What medium does one choose to get one’s message across? How many people can one successfully communicate with anyway? If the medium one chooses is meant to spread a uniform message to as many receptors as possible, does this mean that the communication is flawed from the start? Perhaps this is just the subliminal and subversive potential a successful communication needs. If the process of communication is riddled with loopholes, the content becomes open to interpretation. This is the moment the selector’s authority becomes undermined. Trust is only the initial element that is required to get the process started and, once the momentum has gained speed, the following events are no longer under the selector’s control.
Nonetheless this initial trust is essential to the process. What if the selector is not a native speaker? Is this selector still a trustworthy person? How much of a voice and how much of a body does a medium require in order to get a message across? Is the relationship between listener and selector being destroyed if the selector cannot access the selected material directly? Is the message of the medium too uniform to truly catch the audience’s attention? Is it merely background noise, a pleasant white noise that covers the boredom of everyday activities and repetitive tasks? What does it take to grip somebody’s attention, to have them look up for just a second and think: “What was that?”
Whatever the reason for compiling a playlist is, be it altruistic or egotistical, it is always done with a deep appreciation of the content and its producers. Effort and time went into all of the steps required to compile a playlist and a selector’s process is still considered work, even if they were not directly involved in the creation of the content itself. They are in full control of the process, but the interpretation of the result is somebody else’s job.
This playlist is an archive of motivation and interaction. It is an invitation to get involved in the process and to bring it to an individually shaped end, despite the technical limitations of the medium and questionable motives of the selector.
To be busy means to invest time and energy, but to experience somebody else being busy can result in all sorts of reactions. One can become inspired by these creative people and feel like creating something oneself. Or one might just relax and let somebody else do the work for once. The world is still turning, even if you are having a gloriously lazy day. Being busy and procrastinating always go hand in hand. So have a busy day, but have it your way.
Christine Sun Kim and Thomas Benno Mader
TBM: How familiar are you with the concept of a playlist?
CSK: Not really familiar, it’s more of a list that automatically jumps from a song to another. Like this mad men marathon I was on two weeks ago.

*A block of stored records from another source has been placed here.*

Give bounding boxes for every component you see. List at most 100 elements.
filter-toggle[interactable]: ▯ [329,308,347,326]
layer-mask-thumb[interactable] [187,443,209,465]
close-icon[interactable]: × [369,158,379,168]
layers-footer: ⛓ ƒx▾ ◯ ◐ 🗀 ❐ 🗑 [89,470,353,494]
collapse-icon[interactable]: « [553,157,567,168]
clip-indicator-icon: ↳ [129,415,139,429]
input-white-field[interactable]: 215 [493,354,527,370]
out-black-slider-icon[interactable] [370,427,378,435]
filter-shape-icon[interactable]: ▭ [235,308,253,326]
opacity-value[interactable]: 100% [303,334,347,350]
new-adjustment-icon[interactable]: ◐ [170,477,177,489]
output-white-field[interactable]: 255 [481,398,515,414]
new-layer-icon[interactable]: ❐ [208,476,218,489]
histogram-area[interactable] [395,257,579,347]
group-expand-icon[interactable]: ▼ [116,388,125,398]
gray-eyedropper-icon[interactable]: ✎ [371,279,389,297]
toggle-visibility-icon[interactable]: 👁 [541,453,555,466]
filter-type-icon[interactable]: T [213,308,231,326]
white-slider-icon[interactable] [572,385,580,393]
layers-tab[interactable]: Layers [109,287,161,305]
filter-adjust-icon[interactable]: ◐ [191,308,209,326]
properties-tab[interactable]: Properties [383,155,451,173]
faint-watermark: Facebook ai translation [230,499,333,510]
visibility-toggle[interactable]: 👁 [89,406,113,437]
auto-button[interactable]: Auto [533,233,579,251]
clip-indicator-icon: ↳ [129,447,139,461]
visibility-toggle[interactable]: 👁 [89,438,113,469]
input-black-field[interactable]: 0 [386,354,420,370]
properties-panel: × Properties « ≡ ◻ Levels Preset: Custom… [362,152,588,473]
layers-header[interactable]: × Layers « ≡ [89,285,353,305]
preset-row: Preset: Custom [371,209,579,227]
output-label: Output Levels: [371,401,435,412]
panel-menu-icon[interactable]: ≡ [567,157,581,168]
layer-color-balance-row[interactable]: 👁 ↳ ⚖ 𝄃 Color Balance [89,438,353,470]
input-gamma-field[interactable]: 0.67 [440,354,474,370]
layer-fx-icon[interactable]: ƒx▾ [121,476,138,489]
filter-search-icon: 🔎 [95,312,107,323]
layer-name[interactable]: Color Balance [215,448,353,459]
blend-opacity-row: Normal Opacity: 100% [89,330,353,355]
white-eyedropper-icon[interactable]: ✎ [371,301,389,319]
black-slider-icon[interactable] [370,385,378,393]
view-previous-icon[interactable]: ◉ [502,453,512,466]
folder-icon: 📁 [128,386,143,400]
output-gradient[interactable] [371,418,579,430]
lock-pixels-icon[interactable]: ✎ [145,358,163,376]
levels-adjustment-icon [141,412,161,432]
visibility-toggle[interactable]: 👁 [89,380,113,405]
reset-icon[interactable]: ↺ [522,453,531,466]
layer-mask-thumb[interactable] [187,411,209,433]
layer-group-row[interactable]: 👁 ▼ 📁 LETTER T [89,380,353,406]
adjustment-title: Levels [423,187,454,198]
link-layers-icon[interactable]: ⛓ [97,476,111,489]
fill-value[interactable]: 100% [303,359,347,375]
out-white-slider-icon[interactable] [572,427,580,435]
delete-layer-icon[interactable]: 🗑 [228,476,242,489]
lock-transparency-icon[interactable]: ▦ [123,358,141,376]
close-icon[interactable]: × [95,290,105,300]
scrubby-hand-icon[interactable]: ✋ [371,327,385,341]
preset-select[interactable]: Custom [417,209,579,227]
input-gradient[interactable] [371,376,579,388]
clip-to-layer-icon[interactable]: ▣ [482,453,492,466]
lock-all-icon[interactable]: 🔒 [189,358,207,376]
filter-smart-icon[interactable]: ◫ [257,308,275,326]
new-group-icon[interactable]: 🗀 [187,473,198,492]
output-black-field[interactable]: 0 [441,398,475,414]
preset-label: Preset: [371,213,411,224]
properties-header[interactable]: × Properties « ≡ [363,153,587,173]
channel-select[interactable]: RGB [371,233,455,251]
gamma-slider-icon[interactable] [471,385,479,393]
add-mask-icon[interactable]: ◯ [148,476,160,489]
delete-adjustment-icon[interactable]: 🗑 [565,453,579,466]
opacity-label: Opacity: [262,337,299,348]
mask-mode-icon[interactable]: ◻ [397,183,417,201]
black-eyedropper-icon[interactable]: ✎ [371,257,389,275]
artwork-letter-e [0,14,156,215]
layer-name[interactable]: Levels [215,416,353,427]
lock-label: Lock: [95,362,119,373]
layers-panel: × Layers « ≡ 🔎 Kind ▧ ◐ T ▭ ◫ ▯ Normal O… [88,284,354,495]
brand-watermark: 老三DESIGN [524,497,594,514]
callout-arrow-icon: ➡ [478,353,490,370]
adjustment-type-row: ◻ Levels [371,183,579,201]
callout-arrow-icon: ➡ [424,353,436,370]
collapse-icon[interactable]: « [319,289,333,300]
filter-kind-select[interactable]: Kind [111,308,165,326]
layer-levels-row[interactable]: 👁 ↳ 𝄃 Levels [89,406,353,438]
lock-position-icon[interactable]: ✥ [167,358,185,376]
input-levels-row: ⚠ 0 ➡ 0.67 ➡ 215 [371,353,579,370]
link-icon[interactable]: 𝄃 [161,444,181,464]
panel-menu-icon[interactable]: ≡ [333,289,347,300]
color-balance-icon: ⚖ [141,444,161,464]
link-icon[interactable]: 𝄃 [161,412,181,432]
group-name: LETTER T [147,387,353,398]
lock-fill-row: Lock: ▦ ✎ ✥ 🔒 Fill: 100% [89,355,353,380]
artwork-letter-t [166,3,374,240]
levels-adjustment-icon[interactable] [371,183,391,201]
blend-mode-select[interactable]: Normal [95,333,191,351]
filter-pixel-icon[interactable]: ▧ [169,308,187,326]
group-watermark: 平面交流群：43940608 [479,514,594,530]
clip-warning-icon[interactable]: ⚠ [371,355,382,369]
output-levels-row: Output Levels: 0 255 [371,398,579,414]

TBM: Is this the first time you were asked to compile a playlist?
CSK: FIRST TIME EVER.
TBM: Do you consider other deaf people as an audience when you create art?
CSK: Almost never.
TBM: Are you an outsider in the deaf/art community?
CSK: Always was/am. Also an outsider of all other communities. But aren’t we all?
TBM: When you mention deaf, does hearing always come up? Are the two categories forever linked?
CSK: Yes. Would like to make it much less binary.
TBM: Is sound a multi-sensual experience?
CSK:Not sure – its more of using other senses to justify “listening”, but there are other ways around it rather than using your hearing. Am I making sense?